The department offers a Doctor of Philosophy (Ph.D.) degree in Physics. There is considerable flexibility in the selection of courses, including those from related disciplines, which permits highly individualized programs of study. Thesis research can be carried out in any area in which a student and a faculty member find a common interest, though the bulk of present research efforts at the doctoral level is centered in the broad area of condensed matter physics.

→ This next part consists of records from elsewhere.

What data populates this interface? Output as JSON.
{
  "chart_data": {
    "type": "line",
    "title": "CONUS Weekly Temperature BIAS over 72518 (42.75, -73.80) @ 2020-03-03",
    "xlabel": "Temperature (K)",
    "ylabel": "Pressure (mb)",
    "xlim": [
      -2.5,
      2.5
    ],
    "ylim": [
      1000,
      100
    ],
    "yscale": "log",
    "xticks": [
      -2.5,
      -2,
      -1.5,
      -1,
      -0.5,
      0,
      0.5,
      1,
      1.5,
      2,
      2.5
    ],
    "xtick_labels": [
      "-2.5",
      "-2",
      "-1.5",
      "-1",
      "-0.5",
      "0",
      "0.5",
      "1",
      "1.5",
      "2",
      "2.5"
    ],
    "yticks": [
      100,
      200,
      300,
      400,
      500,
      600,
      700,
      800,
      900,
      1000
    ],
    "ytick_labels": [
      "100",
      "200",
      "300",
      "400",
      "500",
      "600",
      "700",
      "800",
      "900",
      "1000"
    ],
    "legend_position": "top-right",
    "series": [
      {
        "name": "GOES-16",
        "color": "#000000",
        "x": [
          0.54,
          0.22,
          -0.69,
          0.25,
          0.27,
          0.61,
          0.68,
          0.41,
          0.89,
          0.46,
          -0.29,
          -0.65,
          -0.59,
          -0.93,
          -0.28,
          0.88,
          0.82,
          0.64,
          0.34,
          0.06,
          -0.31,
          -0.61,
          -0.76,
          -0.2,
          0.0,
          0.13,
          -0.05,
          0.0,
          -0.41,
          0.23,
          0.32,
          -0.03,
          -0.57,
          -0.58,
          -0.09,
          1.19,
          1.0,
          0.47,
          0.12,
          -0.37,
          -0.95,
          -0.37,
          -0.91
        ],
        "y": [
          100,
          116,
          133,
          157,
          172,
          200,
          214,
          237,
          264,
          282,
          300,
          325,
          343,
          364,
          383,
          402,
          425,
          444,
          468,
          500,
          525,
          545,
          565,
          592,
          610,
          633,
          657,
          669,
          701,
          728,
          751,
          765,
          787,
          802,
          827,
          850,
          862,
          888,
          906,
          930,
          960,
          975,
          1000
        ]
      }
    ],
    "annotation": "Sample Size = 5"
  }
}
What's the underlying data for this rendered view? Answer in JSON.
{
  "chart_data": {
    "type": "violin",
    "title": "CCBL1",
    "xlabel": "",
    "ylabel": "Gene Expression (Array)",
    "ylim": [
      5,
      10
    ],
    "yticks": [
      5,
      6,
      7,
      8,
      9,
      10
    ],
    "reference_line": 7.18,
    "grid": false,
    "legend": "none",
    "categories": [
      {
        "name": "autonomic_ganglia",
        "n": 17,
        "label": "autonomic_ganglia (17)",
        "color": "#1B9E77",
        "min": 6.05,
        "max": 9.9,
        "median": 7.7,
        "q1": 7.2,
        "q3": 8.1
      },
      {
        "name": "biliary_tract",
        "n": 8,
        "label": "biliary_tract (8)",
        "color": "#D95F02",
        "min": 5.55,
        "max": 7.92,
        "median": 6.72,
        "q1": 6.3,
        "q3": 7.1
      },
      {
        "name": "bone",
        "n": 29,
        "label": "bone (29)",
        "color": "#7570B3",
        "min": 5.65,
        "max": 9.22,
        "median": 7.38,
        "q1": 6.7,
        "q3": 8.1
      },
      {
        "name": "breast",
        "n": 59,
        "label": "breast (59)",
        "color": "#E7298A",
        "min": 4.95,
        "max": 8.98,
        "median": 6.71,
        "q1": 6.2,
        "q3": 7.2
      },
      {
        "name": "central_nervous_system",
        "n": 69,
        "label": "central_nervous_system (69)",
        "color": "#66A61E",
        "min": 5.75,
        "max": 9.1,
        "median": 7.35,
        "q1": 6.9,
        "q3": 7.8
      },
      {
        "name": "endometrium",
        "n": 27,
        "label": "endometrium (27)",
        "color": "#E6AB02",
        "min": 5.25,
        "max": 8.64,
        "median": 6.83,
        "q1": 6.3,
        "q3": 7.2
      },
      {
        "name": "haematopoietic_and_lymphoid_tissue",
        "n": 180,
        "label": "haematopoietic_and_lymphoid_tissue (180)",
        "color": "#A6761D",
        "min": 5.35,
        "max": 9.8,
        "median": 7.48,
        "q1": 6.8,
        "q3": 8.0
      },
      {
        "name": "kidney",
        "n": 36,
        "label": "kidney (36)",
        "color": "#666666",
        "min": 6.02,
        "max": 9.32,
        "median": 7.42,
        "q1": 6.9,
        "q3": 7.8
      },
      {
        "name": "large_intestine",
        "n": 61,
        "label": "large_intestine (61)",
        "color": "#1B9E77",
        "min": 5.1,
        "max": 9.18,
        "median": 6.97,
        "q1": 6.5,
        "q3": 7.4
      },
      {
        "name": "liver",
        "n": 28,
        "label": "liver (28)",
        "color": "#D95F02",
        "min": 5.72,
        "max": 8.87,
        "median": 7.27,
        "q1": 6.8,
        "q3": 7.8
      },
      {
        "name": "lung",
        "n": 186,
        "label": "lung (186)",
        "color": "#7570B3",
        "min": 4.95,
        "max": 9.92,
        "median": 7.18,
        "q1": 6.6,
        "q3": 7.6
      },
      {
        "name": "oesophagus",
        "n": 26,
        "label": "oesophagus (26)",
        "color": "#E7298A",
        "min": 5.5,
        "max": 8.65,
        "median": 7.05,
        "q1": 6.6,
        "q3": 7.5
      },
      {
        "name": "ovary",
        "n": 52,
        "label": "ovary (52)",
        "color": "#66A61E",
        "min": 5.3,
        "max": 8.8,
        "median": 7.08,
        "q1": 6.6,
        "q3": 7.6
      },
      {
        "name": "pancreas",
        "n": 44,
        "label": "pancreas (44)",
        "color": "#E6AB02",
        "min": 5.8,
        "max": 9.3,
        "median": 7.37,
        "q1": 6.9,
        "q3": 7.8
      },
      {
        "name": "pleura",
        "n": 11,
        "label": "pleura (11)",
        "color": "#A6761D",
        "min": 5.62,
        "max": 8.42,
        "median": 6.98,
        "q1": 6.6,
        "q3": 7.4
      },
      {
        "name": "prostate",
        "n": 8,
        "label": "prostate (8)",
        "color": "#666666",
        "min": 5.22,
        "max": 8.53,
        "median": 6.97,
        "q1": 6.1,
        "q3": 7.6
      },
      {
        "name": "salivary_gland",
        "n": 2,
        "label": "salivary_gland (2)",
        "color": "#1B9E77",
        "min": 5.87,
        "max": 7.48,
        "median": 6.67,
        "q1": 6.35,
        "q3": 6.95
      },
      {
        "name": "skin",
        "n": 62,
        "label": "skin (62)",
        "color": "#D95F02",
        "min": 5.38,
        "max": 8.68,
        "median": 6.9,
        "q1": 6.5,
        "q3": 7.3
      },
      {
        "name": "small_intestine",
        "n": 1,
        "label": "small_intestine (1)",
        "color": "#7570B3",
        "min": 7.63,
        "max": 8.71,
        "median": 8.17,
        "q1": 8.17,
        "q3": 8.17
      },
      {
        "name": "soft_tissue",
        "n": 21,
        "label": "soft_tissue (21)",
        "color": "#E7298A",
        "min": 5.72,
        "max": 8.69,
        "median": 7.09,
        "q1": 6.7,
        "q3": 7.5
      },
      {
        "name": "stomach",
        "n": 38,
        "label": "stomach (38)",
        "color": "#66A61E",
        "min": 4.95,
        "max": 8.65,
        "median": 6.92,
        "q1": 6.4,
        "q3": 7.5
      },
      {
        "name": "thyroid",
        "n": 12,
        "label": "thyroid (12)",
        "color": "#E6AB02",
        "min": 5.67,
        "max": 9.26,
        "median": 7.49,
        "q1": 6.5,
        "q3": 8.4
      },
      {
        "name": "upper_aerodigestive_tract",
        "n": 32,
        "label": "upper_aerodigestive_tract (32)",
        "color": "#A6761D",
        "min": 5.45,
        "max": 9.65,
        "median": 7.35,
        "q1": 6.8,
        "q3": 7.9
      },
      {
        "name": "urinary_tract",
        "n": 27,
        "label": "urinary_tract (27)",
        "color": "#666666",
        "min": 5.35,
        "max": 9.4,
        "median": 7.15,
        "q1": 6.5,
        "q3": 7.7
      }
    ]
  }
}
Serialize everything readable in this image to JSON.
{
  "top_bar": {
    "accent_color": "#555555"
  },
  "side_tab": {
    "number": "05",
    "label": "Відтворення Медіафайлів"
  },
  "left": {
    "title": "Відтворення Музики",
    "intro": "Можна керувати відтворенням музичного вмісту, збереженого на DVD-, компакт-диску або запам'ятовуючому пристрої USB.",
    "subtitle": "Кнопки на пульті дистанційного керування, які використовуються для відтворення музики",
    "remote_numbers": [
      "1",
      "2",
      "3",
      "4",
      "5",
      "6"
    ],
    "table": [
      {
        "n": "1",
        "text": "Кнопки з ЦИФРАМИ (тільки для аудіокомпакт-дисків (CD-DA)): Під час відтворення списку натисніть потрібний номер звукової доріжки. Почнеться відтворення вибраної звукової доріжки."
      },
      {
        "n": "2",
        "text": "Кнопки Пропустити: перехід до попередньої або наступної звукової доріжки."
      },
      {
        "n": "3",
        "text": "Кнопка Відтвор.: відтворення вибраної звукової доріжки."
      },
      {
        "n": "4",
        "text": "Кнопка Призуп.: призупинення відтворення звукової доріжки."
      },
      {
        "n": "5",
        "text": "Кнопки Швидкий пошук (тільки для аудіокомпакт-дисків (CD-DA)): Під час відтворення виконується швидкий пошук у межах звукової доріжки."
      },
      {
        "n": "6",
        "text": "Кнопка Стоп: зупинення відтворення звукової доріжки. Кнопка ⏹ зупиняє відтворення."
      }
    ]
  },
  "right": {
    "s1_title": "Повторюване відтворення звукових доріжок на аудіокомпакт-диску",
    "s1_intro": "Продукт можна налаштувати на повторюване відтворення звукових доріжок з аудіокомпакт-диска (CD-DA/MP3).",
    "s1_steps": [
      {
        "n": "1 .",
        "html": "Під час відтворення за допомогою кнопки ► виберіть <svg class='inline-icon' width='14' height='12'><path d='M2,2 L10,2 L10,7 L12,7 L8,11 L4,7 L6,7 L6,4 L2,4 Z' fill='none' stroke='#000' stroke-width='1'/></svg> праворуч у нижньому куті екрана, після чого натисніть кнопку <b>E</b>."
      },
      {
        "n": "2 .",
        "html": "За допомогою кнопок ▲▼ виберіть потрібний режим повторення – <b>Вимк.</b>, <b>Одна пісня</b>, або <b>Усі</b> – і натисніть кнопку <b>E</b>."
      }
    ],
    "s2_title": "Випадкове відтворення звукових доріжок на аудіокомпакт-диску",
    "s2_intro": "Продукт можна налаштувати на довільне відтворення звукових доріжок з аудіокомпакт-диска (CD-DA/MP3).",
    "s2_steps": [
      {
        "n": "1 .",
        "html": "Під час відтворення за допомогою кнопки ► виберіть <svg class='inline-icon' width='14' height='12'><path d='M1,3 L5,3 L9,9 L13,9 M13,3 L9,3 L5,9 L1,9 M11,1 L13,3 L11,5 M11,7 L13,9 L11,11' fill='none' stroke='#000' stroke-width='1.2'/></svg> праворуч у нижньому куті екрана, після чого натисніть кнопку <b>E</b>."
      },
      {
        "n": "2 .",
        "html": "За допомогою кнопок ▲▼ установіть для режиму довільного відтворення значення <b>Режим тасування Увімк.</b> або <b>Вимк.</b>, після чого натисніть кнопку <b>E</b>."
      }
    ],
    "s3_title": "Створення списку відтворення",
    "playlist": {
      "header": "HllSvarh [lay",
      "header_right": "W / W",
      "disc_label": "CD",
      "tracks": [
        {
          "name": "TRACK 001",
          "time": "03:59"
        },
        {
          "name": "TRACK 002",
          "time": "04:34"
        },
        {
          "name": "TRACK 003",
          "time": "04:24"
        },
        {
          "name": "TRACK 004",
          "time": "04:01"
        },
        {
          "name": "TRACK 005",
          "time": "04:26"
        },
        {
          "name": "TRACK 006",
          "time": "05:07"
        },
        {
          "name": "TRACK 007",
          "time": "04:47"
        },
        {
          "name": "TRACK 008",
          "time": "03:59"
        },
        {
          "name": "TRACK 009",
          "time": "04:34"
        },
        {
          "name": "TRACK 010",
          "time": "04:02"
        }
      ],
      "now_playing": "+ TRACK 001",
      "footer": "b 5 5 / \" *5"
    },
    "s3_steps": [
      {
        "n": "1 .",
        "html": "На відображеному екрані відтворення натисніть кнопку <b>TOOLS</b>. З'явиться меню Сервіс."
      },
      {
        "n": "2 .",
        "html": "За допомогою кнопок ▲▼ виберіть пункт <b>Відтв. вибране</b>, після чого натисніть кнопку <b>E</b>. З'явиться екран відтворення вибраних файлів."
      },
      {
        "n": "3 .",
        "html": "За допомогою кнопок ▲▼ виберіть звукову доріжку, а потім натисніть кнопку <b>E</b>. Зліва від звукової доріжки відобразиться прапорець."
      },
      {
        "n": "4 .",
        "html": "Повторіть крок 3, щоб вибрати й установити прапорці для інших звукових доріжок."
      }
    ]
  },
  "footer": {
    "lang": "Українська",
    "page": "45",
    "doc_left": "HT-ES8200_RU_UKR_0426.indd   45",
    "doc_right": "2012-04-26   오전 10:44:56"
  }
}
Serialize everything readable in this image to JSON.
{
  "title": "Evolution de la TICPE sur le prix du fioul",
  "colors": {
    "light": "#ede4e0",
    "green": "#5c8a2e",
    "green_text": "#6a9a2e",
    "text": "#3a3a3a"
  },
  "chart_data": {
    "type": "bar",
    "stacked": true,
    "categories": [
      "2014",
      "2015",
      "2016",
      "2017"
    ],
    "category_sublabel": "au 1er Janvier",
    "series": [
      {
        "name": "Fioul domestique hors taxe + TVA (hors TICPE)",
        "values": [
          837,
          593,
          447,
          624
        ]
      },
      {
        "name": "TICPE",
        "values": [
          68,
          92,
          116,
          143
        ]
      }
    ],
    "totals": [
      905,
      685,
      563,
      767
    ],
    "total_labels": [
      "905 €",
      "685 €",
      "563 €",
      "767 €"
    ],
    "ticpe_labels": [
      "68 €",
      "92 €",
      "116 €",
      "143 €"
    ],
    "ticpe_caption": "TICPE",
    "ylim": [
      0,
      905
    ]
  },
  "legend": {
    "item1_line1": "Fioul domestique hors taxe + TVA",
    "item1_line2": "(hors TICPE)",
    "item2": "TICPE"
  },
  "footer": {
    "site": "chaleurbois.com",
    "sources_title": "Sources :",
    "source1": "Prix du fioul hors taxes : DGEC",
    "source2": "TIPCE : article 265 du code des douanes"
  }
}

- A total of 72 course credits including 33 credits of required core physics courses in an approved individualized program of study
- 42 credits must be earned at URI with full-time residence for at least two semesters
- Core courses: PHY510, PHY520, PHY525, PHY530, PHY570, PHY580 are required for all students
- Physics track: in addition to the core courses, students in the Physics track will be required to take: PHY610, PHY630, PHY670, PHY680, and either one of (PHY625, PHY 626).
- Applied Physics track: in addition to the core courses, students in the Applied Physics track will be required to take: PHY540, PHY560, one of (PHY625, PHY 626), one of (PHY630, PHY670), and one of (PHY610, PHY680).
- Qualifying examination
- Comprehensive examination
- Doctoral dissertation
- Oral defense of the dissertation
- Minimum grade of C for any course credit
- Minimum grade average of B
- These requirements must be completed within 7 years of entrance into the program
M.S. degree is not a prerequisite. The dissertation may be written in absentia.
A well-prepared student entering with a B.S. degree in Physics should be able to complete the Ph. D. degree program in five years or less.